Por outro lado, ao me deparar com mulheres que já desfrutaram da erogenidade de seus pés, percebo que não hesitam em assumir veementemente um acentuado declínio para as relações envolvendo-os plenamente. Sim, por meio da vivência podofetichista, elas podem dar os primeiros passos rumo à Experiência. Suplicando tácita ou extrovertidamente pela revivência das sensações proporcionadas pela Experiência, ou lampejos dela, exibem sua podoeroticidade, invocando olhares da enfeitiçada linhagem de homens com sensibilidade aguçada, os já conhecidos podólatras.

Mas, a Experiência que transforma a essência do orgasmo numa sensação divina de constante deleite espiritual.

Sim, os podólatras são os adoradores e “caçadores de pezinhos”, pezinhos estes delicadamente criados à imagem e semelhança das mais voluptuosas fantasias podoeróticas. E, como quaisquer outros fetichistas, os podólatras tornam-se guias, mestres que transcendem as barreiras da relação sexual como um fim em si mesma, transformando-a num meio para que os amantes encontrem o caminho da verdadeira Experiência. A Experiência que não acaba no gozo, simplesmente. Mas, a Experiência que transforma a essência do orgasmo numa sensação divina de constante deleite espiritual.

A partir do momento em que o indivíduo tomar consciência de sua própria sexualidade, encarando-a de maneira natural e desfrutando-a plenamente, derrubar-se-ão os rótulos hipócritas criados pelos falsos e preconceituosos moralismos, que hoje estão impregnados na mente de muitos de nós, culpando-nos de nossos atos prazerosos e impondo barreiras ao nosso crescimento como seres com corpo e espírito.

A cultura sexualmente repressiva nos tornou pobres, culpados por sentirmos tesão, seja por bundas, peitos, palmadas ou pés. E, em decorrência disso, muitos acabaram por se perder em meio ao turbilhão criado pela hipocrisia que os mutilou sexualmente. Desta forma, poucos são aqueles que atingem “A Experiência” propriamente dita. E sem a Consciência despertada pela Experiência, a vida se torna manca, sem um dos alicerces fundamentais, que é o sexo que transcende a si mesmo, como uma das facetas da felicidade e da iluminação.

Se você gosta de chulé, não tenha vergonha de pedir à sua amada que o cultive!

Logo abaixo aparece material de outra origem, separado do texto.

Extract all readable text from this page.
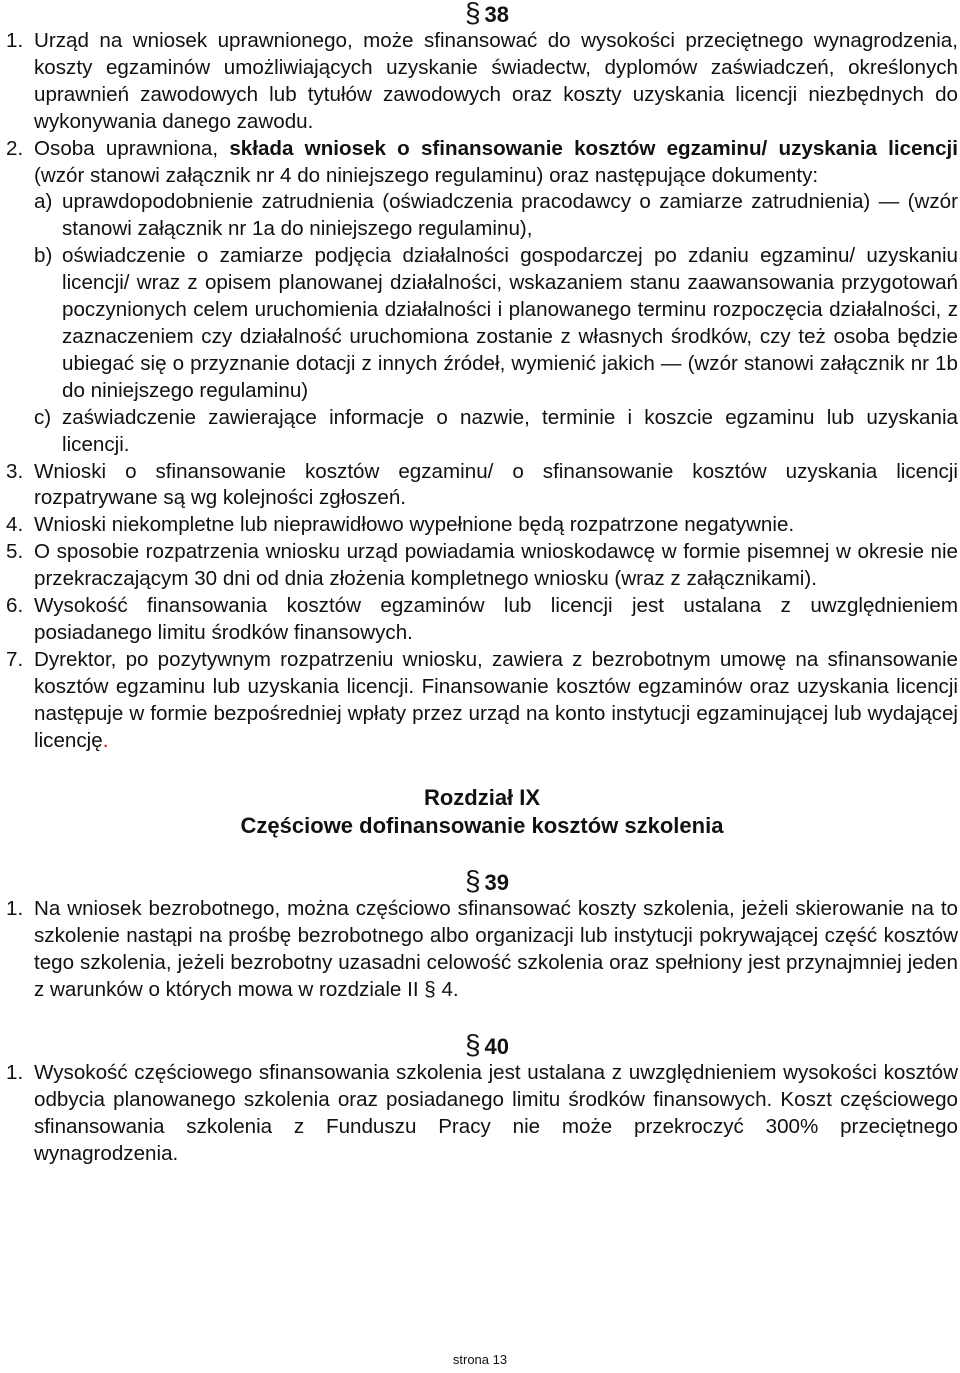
§ 38
1. Urząd na wniosek uprawnionego, może sfinansować do wysokości przeciętnego wynagrodzenia, koszty egzaminów umożliwiających uzyskanie świadectw, dyplomów zaświadczeń, określonych uprawnień zawodowych lub tytułów zawodowych oraz koszty uzyskania licencji niezbędnych do wykonywania danego zawodu.
2. Osoba uprawniona, składa wniosek o sfinansowanie kosztów egzaminu/ uzyskania licencji (wzór stanowi załącznik nr 4 do niniejszego regulaminu) oraz następujące dokumenty:
a) uprawdopodobnienie zatrudnienia (oświadczenia pracodawcy o zamiarze zatrudnienia) — (wzór stanowi załącznik nr 1a do niniejszego regulaminu),
b) oświadczenie o zamiarze podjęcia działalności gospodarczej po zdaniu egzaminu/ uzyskaniu licencji/ wraz z opisem planowanej działalności, wskazaniem stanu zaawansowania przygotowań poczynionych celem uruchomienia działalności i planowanego terminu rozpoczęcia działalności, z zaznaczeniem czy działalność uruchomiona zostanie z własnych środków, czy też osoba będzie ubiegać się o przyznanie dotacji z innych źródeł, wymienić jakich — (wzór stanowi załącznik nr 1b do niniejszego regulaminu)
c) zaświadczenie zawierające informacje o nazwie, terminie i koszcie egzaminu lub uzyskania licencji.
3. Wnioski o sfinansowanie kosztów egzaminu/ o sfinansowanie kosztów uzyskania licencji rozpatrywane są wg kolejności zgłoszeń.
4. Wnioski niekompletne lub nieprawidłowo wypełnione będą rozpatrzone negatywnie.
5. O sposobie rozpatrzenia wniosku urząd powiadamia wnioskodawcę w formie pisemnej w okresie nie przekraczającym 30 dni od dnia złożenia kompletnego wniosku (wraz z załącznikami).
6. Wysokość finansowania kosztów egzaminów lub licencji jest ustalana z uwzględnieniem posiadanego limitu środków finansowych.
7. Dyrektor, po pozytywnym rozpatrzeniu wniosku, zawiera z bezrobotnym umowę na sfinansowanie kosztów egzaminu lub uzyskania licencji. Finansowanie kosztów egzaminów oraz uzyskania licencji następuje w formie bezpośredniej wpłaty przez urząd na konto instytucji egzaminującej lub wydającej licencję.
Rozdział IX
Częściowe dofinansowanie kosztów szkolenia
§ 39
1. Na wniosek bezrobotnego, można częściowo sfinansować koszty szkolenia, jeżeli skierowanie na to szkolenie nastąpi na prośbę bezrobotnego albo organizacji lub instytucji pokrywającej część kosztów tego szkolenia, jeżeli bezrobotny uzasadni celowość szkolenia oraz spełniony jest przynajmniej jeden z warunków o których mowa w rozdziale II § 4.
§ 40
1. Wysokość częściowego sfinansowania szkolenia jest ustalana z uwzględnieniem wysokości kosztów odbycia planowanego szkolenia oraz posiadanego limitu środków finansowych. Koszt częściowego sfinansowania szkolenia z Funduszu Pracy nie może przekroczyć 300% przeciętnego wynagrodzenia.
strona 13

Dedinhos na boca? Sinta cada um deles em seus lábios. Aproveite cada fluxo da libido. Una-se no presente com o ser amado e, junto dele, desfrute da Experiência. Mas nunca se deixe ludibriar pelos falsos moralistas. Caso contrário, acabará louco como eles, que institucionalizaram o fetichismo como perversão! Porém, em seus quartos escuros, são constantemente assombrados pelo seu próprio veneno, pois sabem que não podem fugir da manifestação da essência da vida, a sua própria sexualidade.